Competencies that Generate Growth

Talented leadership produces good results. Blindingly obvious! But what kind of talents for what kind of desired results? Is there a statistical connection between types of leaders and forms of success? And what kind of leader or leadership group is best for different strategies?

I have been thinking about this a lot, because a number of companies with which I work have similar strategic challenges – how to move into offshore markets, how to accelerate the growth curve, and how to reconfigure the organization Leaner without denting the Customers’ service perception. I especially wanted to look at Growth, and how to train, motivate, recruit and organize for it.

Digging around on this topic, I found several meaty articles. One from Egon Zehnder International struck a chord. Their study of 5,560 CEO’s found a clear link between outstanding leadership competency and revenue growth. The greatest correlation was the CEO or Senior Management Team that is Outstanding at Customer Impact; that is outstandingly pro-active and transformational about serving the customer. A “No Shit Sherlock!” conclusion. The article makes clear that other competencies – such as Results Orientation, People Leadership, Strategy, Organization Development, Market Insight, Change Leadership, Partnering – are not as closely linked to the highgrowth measure. And this Customer Impact competency is equally powerful whether the growth is organic or via acquisition. See http://www.egonzehnder.com/global/misc/clientservice/leadershipstrategyservices/publication/id/ 17500419 for more.

The next challenge is how to attain this competency. A Harvard article from Gulati (HBR 2004) (see http://hbr.org/2004/07/how-ceos-manage-growth-agendas/ar/1 ) warns that much rubbish is spouted by companies and candidates about their “customer focus”, “innovation” and “solutions” attitude. Behind the hype and self-delusion is often a disappointing and mediocre reality.
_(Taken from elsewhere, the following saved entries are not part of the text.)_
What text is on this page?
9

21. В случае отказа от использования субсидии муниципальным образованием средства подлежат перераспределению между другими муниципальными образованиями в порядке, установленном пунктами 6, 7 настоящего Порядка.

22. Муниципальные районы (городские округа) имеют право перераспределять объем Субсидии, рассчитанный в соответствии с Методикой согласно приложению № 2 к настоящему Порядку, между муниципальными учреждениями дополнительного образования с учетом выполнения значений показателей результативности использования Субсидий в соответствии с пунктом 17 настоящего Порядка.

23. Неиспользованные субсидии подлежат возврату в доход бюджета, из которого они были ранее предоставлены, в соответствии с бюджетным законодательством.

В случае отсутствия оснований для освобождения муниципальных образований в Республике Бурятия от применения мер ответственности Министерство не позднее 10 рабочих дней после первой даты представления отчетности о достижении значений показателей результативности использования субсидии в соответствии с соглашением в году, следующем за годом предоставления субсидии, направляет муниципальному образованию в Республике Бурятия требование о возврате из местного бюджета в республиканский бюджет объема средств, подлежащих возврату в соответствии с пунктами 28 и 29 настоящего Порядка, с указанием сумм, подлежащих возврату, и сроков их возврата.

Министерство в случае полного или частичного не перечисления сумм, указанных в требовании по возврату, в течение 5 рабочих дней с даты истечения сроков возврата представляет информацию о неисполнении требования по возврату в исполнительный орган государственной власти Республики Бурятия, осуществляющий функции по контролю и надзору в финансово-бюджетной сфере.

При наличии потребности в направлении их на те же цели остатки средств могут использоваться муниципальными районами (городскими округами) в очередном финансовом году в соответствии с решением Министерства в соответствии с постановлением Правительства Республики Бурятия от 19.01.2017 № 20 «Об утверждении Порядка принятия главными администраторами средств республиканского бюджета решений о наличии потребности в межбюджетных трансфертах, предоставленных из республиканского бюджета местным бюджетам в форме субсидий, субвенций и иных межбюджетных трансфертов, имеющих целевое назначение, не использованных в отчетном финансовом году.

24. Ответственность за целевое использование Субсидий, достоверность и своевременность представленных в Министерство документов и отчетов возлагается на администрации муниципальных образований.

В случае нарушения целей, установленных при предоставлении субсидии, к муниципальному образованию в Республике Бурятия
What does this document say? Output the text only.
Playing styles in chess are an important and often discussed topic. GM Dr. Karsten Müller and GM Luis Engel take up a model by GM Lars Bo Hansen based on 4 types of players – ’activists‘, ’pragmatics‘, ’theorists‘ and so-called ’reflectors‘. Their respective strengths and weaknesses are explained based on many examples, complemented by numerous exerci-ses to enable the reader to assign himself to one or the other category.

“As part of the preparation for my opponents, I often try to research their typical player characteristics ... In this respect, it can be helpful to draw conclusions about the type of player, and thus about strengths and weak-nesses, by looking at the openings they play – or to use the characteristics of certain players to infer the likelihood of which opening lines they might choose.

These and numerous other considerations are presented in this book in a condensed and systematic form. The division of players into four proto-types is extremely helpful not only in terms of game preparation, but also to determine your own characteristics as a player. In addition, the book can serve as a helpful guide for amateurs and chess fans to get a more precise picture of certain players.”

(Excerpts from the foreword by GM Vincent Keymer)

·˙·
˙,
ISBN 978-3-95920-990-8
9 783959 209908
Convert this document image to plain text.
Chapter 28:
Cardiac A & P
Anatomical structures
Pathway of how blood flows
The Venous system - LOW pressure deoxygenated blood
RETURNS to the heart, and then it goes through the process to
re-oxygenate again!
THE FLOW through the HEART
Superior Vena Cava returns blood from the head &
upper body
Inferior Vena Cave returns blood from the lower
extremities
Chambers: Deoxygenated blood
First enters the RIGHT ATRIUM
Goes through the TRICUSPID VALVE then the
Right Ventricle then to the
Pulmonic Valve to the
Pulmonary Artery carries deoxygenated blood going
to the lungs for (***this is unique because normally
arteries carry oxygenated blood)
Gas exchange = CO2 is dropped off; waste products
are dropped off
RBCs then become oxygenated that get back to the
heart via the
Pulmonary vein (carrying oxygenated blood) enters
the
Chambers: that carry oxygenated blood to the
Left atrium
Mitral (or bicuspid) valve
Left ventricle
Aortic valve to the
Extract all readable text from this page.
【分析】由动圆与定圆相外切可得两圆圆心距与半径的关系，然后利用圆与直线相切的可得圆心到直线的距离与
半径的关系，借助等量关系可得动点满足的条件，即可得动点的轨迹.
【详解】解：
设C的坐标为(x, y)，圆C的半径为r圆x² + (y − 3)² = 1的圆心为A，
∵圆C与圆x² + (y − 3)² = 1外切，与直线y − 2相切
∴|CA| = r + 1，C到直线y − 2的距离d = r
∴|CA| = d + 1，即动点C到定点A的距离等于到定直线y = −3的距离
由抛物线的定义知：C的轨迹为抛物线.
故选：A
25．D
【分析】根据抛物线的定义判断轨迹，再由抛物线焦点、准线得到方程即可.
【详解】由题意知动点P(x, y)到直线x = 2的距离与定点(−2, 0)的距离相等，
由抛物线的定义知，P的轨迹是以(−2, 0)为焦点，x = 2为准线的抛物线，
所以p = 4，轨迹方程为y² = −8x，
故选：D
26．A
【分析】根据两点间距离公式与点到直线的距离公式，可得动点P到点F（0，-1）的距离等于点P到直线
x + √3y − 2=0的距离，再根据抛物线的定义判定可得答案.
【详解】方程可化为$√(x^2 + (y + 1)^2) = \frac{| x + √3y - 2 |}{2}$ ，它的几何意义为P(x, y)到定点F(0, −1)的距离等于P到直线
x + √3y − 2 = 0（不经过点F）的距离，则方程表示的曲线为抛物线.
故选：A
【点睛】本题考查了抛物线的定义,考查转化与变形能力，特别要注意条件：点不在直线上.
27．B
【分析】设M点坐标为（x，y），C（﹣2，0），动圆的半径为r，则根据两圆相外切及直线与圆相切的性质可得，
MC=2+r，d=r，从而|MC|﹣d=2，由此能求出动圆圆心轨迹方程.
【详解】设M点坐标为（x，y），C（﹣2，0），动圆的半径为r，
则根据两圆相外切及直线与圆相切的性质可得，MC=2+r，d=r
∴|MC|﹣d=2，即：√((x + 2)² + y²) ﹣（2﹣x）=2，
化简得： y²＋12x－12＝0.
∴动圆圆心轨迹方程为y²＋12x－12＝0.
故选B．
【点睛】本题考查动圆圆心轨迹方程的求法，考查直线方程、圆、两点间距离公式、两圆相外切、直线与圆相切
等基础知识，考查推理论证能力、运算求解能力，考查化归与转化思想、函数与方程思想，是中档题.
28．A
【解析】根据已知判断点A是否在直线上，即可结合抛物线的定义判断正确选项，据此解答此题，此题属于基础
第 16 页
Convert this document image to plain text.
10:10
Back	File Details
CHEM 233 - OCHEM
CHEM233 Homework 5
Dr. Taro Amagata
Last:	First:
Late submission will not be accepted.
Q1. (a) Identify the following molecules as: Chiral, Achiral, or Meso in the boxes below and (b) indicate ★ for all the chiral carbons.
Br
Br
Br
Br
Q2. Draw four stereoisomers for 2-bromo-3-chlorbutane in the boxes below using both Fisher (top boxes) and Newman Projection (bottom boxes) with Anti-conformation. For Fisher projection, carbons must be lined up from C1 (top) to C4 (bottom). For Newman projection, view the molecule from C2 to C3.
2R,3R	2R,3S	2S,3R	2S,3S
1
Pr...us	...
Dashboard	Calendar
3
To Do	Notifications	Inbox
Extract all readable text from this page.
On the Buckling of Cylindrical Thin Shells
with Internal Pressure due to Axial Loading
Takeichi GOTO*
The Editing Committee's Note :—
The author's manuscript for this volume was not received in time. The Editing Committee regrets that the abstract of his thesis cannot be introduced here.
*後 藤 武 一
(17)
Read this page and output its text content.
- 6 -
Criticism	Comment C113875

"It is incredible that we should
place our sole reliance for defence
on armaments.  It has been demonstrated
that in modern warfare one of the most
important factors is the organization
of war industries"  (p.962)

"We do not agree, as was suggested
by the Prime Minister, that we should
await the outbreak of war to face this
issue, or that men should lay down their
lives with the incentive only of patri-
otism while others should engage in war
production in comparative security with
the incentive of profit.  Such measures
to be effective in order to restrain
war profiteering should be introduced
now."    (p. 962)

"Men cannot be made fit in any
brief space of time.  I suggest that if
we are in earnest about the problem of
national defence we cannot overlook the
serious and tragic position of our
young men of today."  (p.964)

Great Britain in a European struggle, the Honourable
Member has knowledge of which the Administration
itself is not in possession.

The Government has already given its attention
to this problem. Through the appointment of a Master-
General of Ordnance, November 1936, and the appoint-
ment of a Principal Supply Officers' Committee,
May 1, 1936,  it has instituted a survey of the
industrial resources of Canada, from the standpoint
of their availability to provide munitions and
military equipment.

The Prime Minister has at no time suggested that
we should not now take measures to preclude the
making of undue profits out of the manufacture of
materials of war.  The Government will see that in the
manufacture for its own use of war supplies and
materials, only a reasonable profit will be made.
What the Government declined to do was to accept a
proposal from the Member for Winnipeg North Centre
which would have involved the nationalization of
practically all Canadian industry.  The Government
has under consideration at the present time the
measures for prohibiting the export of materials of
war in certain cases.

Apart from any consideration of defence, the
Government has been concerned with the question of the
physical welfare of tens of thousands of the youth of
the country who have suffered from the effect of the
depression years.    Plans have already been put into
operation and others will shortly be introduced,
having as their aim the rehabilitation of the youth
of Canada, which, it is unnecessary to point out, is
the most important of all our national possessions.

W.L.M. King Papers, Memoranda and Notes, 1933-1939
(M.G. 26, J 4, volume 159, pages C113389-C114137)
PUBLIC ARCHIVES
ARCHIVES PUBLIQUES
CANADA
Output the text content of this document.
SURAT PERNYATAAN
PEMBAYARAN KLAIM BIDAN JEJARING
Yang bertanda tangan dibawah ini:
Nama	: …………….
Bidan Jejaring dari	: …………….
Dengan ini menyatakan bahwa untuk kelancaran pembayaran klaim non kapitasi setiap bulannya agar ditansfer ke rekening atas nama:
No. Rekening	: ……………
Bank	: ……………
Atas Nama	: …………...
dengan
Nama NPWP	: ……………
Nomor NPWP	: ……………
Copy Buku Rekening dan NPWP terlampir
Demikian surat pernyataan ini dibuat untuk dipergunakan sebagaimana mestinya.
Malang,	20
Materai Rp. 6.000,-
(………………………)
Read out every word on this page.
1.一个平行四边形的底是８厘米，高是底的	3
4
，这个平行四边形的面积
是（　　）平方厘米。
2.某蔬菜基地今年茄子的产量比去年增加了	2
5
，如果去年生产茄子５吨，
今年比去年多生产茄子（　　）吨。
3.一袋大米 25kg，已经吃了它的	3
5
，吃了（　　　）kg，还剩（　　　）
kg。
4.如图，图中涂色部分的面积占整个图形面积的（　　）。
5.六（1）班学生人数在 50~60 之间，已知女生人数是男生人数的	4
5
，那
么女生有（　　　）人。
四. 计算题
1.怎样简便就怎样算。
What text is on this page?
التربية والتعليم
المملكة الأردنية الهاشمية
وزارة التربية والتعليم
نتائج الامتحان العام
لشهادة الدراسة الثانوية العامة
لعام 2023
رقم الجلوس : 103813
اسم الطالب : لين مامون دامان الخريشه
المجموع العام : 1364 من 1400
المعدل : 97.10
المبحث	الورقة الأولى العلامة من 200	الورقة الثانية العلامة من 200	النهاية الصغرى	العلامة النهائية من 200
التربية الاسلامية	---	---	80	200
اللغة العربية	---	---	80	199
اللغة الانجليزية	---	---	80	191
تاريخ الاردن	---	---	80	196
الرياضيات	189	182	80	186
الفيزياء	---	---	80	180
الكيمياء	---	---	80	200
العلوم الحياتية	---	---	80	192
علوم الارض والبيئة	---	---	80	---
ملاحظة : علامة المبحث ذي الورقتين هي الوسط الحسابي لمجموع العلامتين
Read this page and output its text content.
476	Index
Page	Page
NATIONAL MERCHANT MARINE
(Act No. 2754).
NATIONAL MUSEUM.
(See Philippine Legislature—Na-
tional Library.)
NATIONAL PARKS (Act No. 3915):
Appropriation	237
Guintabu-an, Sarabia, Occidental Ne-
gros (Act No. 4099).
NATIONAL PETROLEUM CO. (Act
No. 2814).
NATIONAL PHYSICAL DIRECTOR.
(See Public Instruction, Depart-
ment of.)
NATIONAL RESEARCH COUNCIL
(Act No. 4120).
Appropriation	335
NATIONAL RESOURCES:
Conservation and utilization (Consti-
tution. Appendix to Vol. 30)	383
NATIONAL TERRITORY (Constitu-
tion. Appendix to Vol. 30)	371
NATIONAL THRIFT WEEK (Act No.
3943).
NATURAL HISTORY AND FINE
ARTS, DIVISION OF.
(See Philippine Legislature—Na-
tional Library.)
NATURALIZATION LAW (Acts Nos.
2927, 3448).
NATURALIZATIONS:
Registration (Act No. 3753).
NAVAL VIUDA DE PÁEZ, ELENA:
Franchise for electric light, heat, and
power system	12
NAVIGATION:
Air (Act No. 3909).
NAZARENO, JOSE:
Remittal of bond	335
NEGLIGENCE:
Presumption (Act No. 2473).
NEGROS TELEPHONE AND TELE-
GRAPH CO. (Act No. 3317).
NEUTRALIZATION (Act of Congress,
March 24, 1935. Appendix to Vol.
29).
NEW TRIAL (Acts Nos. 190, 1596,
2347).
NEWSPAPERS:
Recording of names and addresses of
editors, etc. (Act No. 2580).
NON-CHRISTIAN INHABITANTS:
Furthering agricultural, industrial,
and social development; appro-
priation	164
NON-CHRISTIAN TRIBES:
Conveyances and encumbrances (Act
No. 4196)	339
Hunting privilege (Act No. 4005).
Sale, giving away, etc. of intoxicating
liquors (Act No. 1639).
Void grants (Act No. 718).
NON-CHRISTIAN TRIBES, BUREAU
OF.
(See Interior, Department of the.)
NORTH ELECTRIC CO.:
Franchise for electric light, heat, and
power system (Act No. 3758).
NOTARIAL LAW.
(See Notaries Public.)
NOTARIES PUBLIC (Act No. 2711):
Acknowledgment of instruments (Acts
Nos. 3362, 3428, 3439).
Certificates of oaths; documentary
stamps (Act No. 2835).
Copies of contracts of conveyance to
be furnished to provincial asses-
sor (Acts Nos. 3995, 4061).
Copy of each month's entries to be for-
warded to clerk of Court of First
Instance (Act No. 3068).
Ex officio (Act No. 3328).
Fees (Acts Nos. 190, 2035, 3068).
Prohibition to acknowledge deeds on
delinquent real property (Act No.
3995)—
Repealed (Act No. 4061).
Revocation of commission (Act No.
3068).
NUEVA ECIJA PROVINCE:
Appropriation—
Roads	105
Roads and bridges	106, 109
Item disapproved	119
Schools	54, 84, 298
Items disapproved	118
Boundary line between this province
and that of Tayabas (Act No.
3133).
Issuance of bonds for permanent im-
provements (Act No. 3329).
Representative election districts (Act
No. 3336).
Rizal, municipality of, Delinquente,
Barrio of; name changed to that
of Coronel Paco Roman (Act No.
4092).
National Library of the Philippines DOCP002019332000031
Organizations really struggle to adjust to “providing solutions”. It is a monumental shift in face-toface customer interaction, sales bundling and cross-selling, sales incentive programmes, internal coordination, KPI’s and margin measurement. Organizations divisionalized by product or region find it tough to think more broadly about customer needs.

But it’s an increasingly commoditized marketplace, where product or technology innovation lasts such a short time (ask Blackberry!). So, differentiating by Customer Impact makes a lot of commercial sense across a wide range of industries. The hard part is the execution in a credible and consistently satisfactory way, so that the customer relents – even briefly – from his incessant pricecut pressure.

Growth comes in many forms, from unexpected angles, often in spasms. It requires nerve and patience. I hope 2012 shows solid evidence of sustainable growth for your business.